C’est un matin d’hiver comme un autre pour Boulet. Un café à la main, devant son ordinateur, l’auteur de bandes dessinées se connecte sur les réseaux sociaux. Mais ce jour-là, un déferlement inhabituel de notifications l’accueille : de nombreux internautes l’informent que son nom apparaît dans une liste de 4 700 artistes, présentée comme une base d’entraînement pour le logiciel Midjourney. « J’ai d’abord été surpris de me retrouver dans une liste à côté de Miyazaki et Mœbius, j’ai cru qu’ils s’étaient trompés de Boulet, se souvient auprès du Monde l’auteur de Notes et Rogatons. Mais après la surprise sont venues la colère, l’indignation et la tristesse. »
Midjourney fait partie, avec Stable Diffusion et DALL-E, des logiciels d’intelligence artificielle (IA) générative les plus populaires : il permet à ses utilisateurs de produire une image avec une simple consigne écrite. Pour fonctionner, ces systèmes sont « entraînés » sur d’immenses bases d’images, en grande partie glanées sur Internet et soumises au droit d’auteur.

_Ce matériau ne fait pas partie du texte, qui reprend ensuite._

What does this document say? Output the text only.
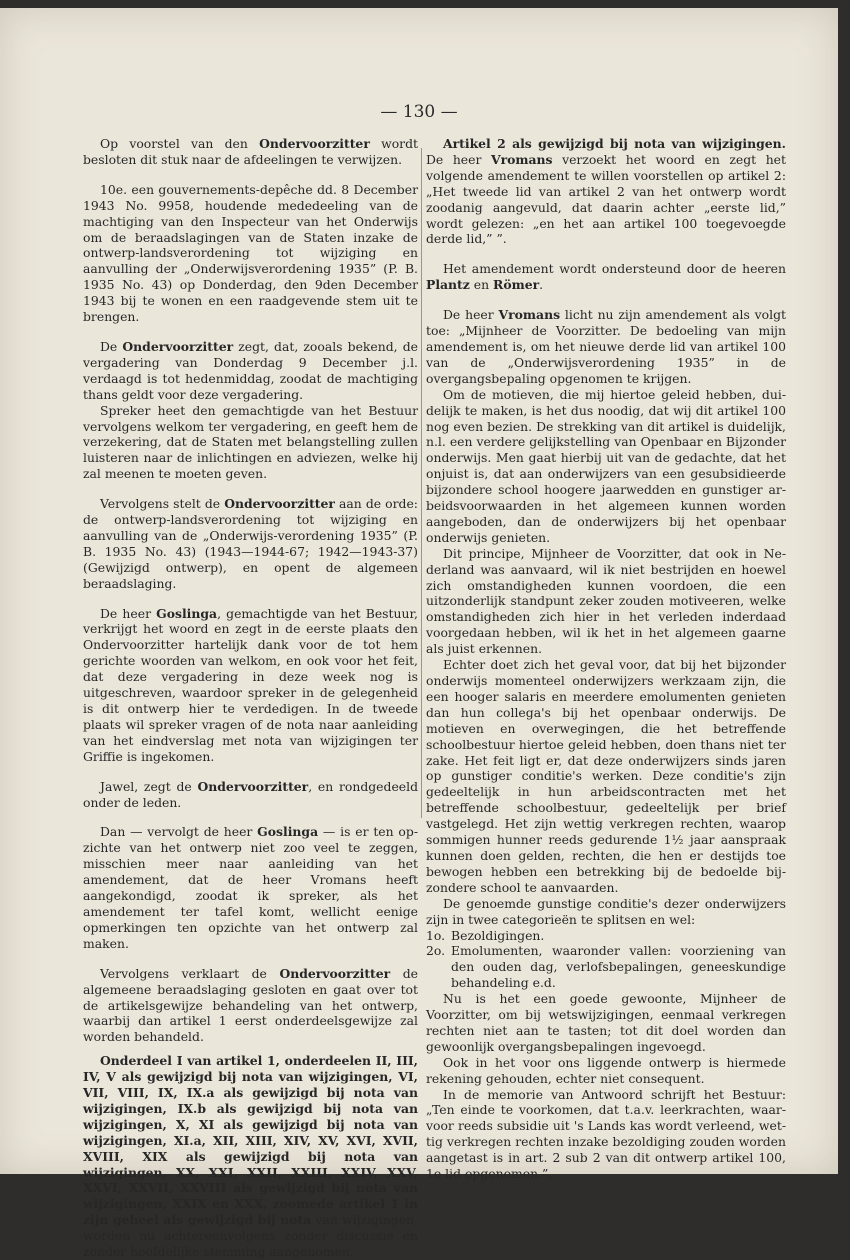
— 130 —

Op voorstel van den Ondervoorzitter wordt besloten dit stuk naar de afdeelingen te verwijzen.

10e. een gouvernements-depêche dd. 8 December 1943 No. 9958, houdende mededeeling van de machtiging van den Inspecteur van het Onderwijs om de beraadslagingen van de Staten inzake de ontwerp-landsverordening tot wijziging en aanvulling der „Onderwijsverordening 1935” (P. B. 1935 No. 43) op Donderdag, den 9den December 1943 bij te wonen en een raadgevende stem uit te brengen.

De Ondervoorzitter zegt, dat, zooals bekend, de vergadering van Donderdag 9 December j.l. verdaagd is tot hedenmiddag, zoodat de machtiging thans geldt voor deze vergadering.

Spreker heet den gemachtigde van het Bestuur vervolgens welkom ter vergadering, en geeft hem de verzekering, dat de Staten met belangstelling zullen luisteren naar de inlichtingen en adviezen, welke hij zal meenen te moeten geven.

Vervolgens stelt de Ondervoorzitter aan de orde: de ontwerp-landsverordening tot wijziging en aanvulling van de „Onderwijs-verordening 1935” (P. B. 1935 No. 43) (1943—1944-67; 1942—1943-37) (Gewijzigd ontwerp), en opent de algemeen beraadslaging.

De heer Goslinga, gemachtigde van het Bestuur, verkrijgt het woord en zegt in de eerste plaats den Ondervoorzitter hartelijk dank voor de tot hem gerichte woorden van welkom, en ook voor het feit, dat deze vergadering in deze week nog is uitgeschreven, waardoor spreker in de gelegenheid is dit ontwerp hier te verdedigen. In de tweede plaats wil spreker vragen of de nota naar aanleiding van het eindverslag met nota van wijzigingen ter Griffie is ingekomen.

Jawel, zegt de Ondervoorzitter, en rondgedeeld onder de leden.

Dan — vervolgt de heer Goslinga — is er ten opzichte van het ontwerp niet zoo veel te zeggen, misschien meer naar aanleiding van het amendement, dat de heer Vromans heeft aangekondigd, zoodat ik spreker, als het amendement ter tafel komt, wellicht eenige opmerkingen ten opzichte van het ontwerp zal maken.

Vervolgens verklaart de Ondervoorzitter de algemeene beraadslaging gesloten en gaat over tot de artikelsgewijze behandeling van het ontwerp, waarbij dan artikel 1 eerst onderdeelsgewijze zal worden behandeld.

Onderdeel I van artikel 1, onderdeelen II, III, IV, V als gewijzigd bij nota van wijzigingen, VI, VII, VIII, IX, IX.a als gewijzigd bij nota van wijzigingen, IX.b als gewijzigd bij nota van wijzigingen, X, XI als gewijzigd bij nota van wijzigingen, XI.a, XII, XIII, XIV, XV, XVI, XVII, XVIII, XIX als gewijzigd bij nota van wijzigingen, XX, XXI, XXII, XXIII, XXIV, XXV, XXVI, XXVII, XXVIII als gewijzigd bij nota van wijzigingen, XXIX en XXX, zoomede artikel 1 in zijn geheel als gewijzigd bij nota van wijzigingen, worden nu achtereenvolgens zonder discussie en zonder hoofdelijke stemming aangenomen.

Artikel 2 als gewijzigd bij nota van wijzigingen. De heer Vromans verzoekt het woord en zegt het volgende amendement te willen voorstellen op artikel 2: „Het tweede lid van artikel 2 van het ontwerp wordt zoodanig aangevuld, dat daarin achter „eerste lid,” wordt gelezen: „en het aan artikel 100 toegevoegde derde lid,” ”.

Het amendement wordt ondersteund door de heeren Plantz en Römer.

De heer Vromans licht nu zijn amendement als volgt toe: „Mijnheer de Voorzitter. De bedoeling van mijn amendement is, om het nieuwe derde lid van artikel 100 van de „Onderwijsverordening 1935” in de overgangsbepaling opgenomen te krijgen.

Om de motieven, die mij hiertoe geleid hebben, duidelijk te maken, is het dus noodig, dat wij dit artikel 100 nog even bezien. De strekking van dit artikel is duidelijk, n.l. een verdere gelijkstelling van Openbaar en Bijzonder onderwijs. Men gaat hierbij uit van de gedachte, dat het onjuist is, dat aan onderwijzers van een gesubsidieerde bijzondere school hoogere jaarwedden en gunstiger arbeidsvoorwaarden in het algemeen kunnen worden aangeboden, dan de onderwijzers bij het openbaar onderwijs genieten.

Dit principe, Mijnheer de Voorzitter, dat ook in Nederland was aanvaard, wil ik niet bestrijden en hoewel zich omstandigheden kunnen voordoen, die een uitzonderlijk standpunt zeker zouden motiveeren, welke omstandigheden zich hier in het verleden inderdaad voorgedaan hebben, wil ik het in het algemeen gaarne als juist erkennen.

Echter doet zich het geval voor, dat bij het bijzonder onderwijs momenteel onderwijzers werkzaam zijn, die een hooger salaris en meerdere emolumenten genieten dan hun collega's bij het openbaar onderwijs. De motieven en overwegingen, die het betreffende schoolbestuur hiertoe geleid hebben, doen thans niet ter zake. Het feit ligt er, dat deze onderwijzers sinds jaren op gunstiger conditie's werken. Deze conditie's zijn gedeeltelijk in hun arbeidscontracten met het betreffende schoolbestuur, gedeeltelijk per brief vastgelegd. Het zijn wettig verkregen rechten, waarop sommigen hunner reeds gedurende 1½ jaar aanspraak kunnen doen gelden, rechten, die hen er destijds toe bewogen hebben een betrekking bij de bedoelde bijzondere school te aanvaarden.

De genoemde gunstige conditie's dezer onderwijzers zijn in twee categorieën te splitsen en wel:

1o. Bezoldigingen.
2o. Emolumenten, waaronder vallen: voorziening van den ouden dag, verlofsbepalingen, geneeskundige behandeling e.d.

Nu is het een goede gewoonte, Mijnheer de Voorzitter, om bij wetswijzigingen, eenmaal verkregen rechten niet aan te tasten; tot dit doel worden dan gewoonlijk overgangsbepalingen ingevoegd.

Ook in het voor ons liggende ontwerp is hiermede rekening gehouden, echter niet consequent.

In de memorie van Antwoord schrijft het Bestuur: „Ten einde te voorkomen, dat t.a.v. leerkrachten, waarvoor reeds subsidie uit 's Lands kas wordt verleend, wettig verkregen rechten inzake bezoldiging zouden worden aangetast is in art. 2 sub 2 van dit ontwerp artikel 100, 1e lid opgenomen.”.
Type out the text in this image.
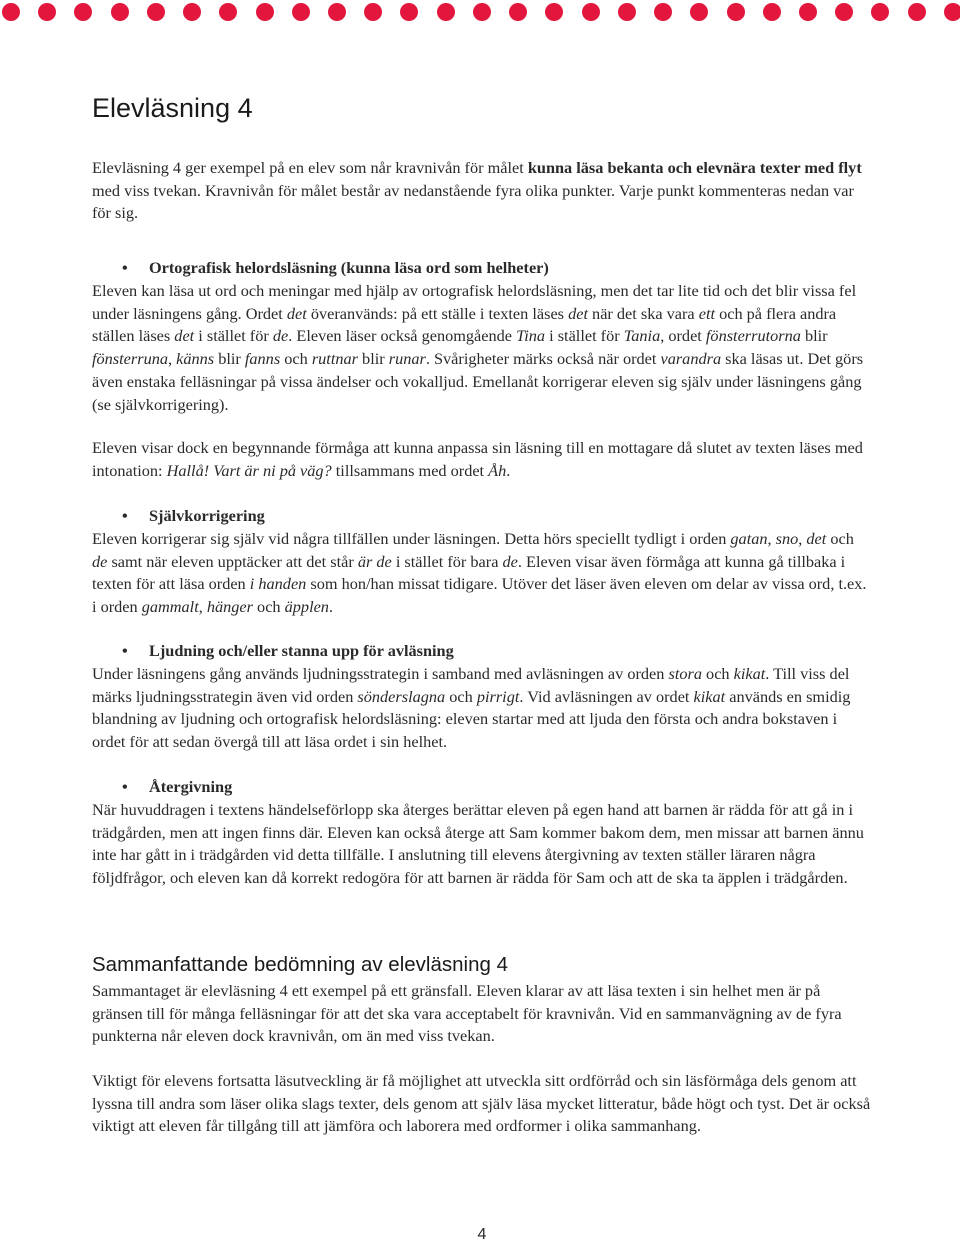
Elevläsning 4

Elevläsning 4 ger exempel på en elev som når kravnivån för målet kunna läsa bekanta och elevnära texter med flyt med viss tvekan. Kravnivån för målet består av nedanstående fyra olika punkter. Varje punkt kommenteras nedan var för sig.

• Ortografisk helordsläsning (kunna läsa ord som helheter)

Eleven kan läsa ut ord och meningar med hjälp av ortografisk helordsläsning, men det tar lite tid och det blir vissa fel under läsningens gång. Ordet det överanvänds: på ett ställe i texten läses det när det ska vara ett och på flera andra ställen läses det i stället för de. Eleven läser också genomgående Tina i stället för Tania, ordet fönsterrutorna blir fönsterruna, känns blir fanns och ruttnar blir runar. Svårigheter märks också när ordet varandra ska läsas ut. Det görs även enstaka felläsningar på vissa ändelser och vokalljud. Emellanåt korrigerar eleven sig själv under läsningens gång (se självkorrigering).

Eleven visar dock en begynnande förmåga att kunna anpassa sin läsning till en mottagare då slutet av texten läses med intonation: Hallå! Vart är ni på väg? tillsammans med ordet Åh.

• Självkorrigering

Eleven korrigerar sig själv vid några tillfällen under läsningen. Detta hörs speciellt tydligt i orden gatan, sno, det och de samt när eleven upptäcker att det står är de i stället för bara de. Eleven visar även förmåga att kunna gå tillbaka i texten för att läsa orden i handen som hon/han missat tidigare. Utöver det läser även eleven om delar av vissa ord, t.ex. i orden gammalt, hänger och äpplen.

• Ljudning och/eller stanna upp för avläsning

Under läsningens gång används ljudningsstrategin i samband med avläsningen av orden stora och kikat. Till viss del märks ljudningsstrategin även vid orden sönderslagna och pirrigt. Vid avläsningen av ordet kikat används en smidig blandning av ljudning och ortografisk helordsläsning: eleven startar med att ljuda den första och andra bokstaven i ordet för att sedan övergå till att läsa ordet i sin helhet.

• Återgivning

När huvuddragen i textens händelseförlopp ska återges berättar eleven på egen hand att barnen är rädda för att gå in i trädgården, men att ingen finns där. Eleven kan också återge att Sam kommer bakom dem, men missar att barnen ännu inte har gått in i trädgården vid detta tillfälle. I anslutning till elevens återgivning av texten ställer läraren några följdfrågor, och eleven kan då korrekt redogöra för att barnen är rädda för Sam och att de ska ta äpplen i trädgården.

Sammanfattande bedömning av elevläsning 4

Sammantaget är elevläsning 4 ett exempel på ett gränsfall. Eleven klarar av att läsa texten i sin helhet men är på gränsen till för många felläsningar för att det ska vara acceptabelt för kravnivån. Vid en sammanvägning av de fyra punkterna når eleven dock kravnivån, om än med viss tvekan.

Viktigt för elevens fortsatta läsutveckling är få möjlighet att utveckla sitt ordförråd och sin läsförmåga dels genom att lyssna till andra som läser olika slags texter, dels genom att själv läsa mycket litteratur, både högt och tyst. Det är också viktigt att eleven får tillgång till att jämföra och laborera med ordformer i olika sammanhang.

4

Problème : les éditeurs de ces logiciels ne dévoilent pas les données d’entraînement utilisées. Impossible alors pour un artiste de savoir si ses œuvres ont été exploitées, et de réclamer son dû. Sans compter le risque que ces IA font peser sur l’avenir des métiers artistiques. « C’est le capitalisme le plus crasse, dénonce Boulet. Quelques “tech bros” à l’autre bout du monde s’approprient le travail de millions d’artistes sans partager la richesse générée. »
« Ils ont des armées d’avocats »
Ce point de vue, d’innombrables artistes le partagent depuis l’émergence de ces outils grand public, il y a deux ans. Alors la riposte s’organise. Sur le plan judiciaire d’abord : en janvier 2023, trois illustratrices américaines, Sarah Andersen, Kelly McKernan et Karla Ortiz, ont lancé une action de groupe contre Midjourney, Stability AI et DeviantArt, qui commercialisent des logiciels basés sur Stable Diffusion. C’est dans le cadre de cette procédure – à laquelle se sont joints depuis sept autres artistes – que les plaignants ont dévoilé, à la fin de 2023, la fameuse liste des 4 700 noms. Ils la présentent comme un document de Midjourney qui prouverait, selon la plainte, que les œuvres de ces créateurs et créatrices ont servi à « nourrir » le logiciel.
Cette affaire est l’une des plus scrutées aux Etats-Unis, mais des actions en justice, très médiatiques, ont également été lancées dans d’autres domaines que l’image : OpenAI, à l’origine du générateur de texte ChatGPT, est ainsi attaqué par un collectif d’écrivains, parmi lesquels l’auteur de Game of Thrones, George R. R. Martin, et par le New York Times.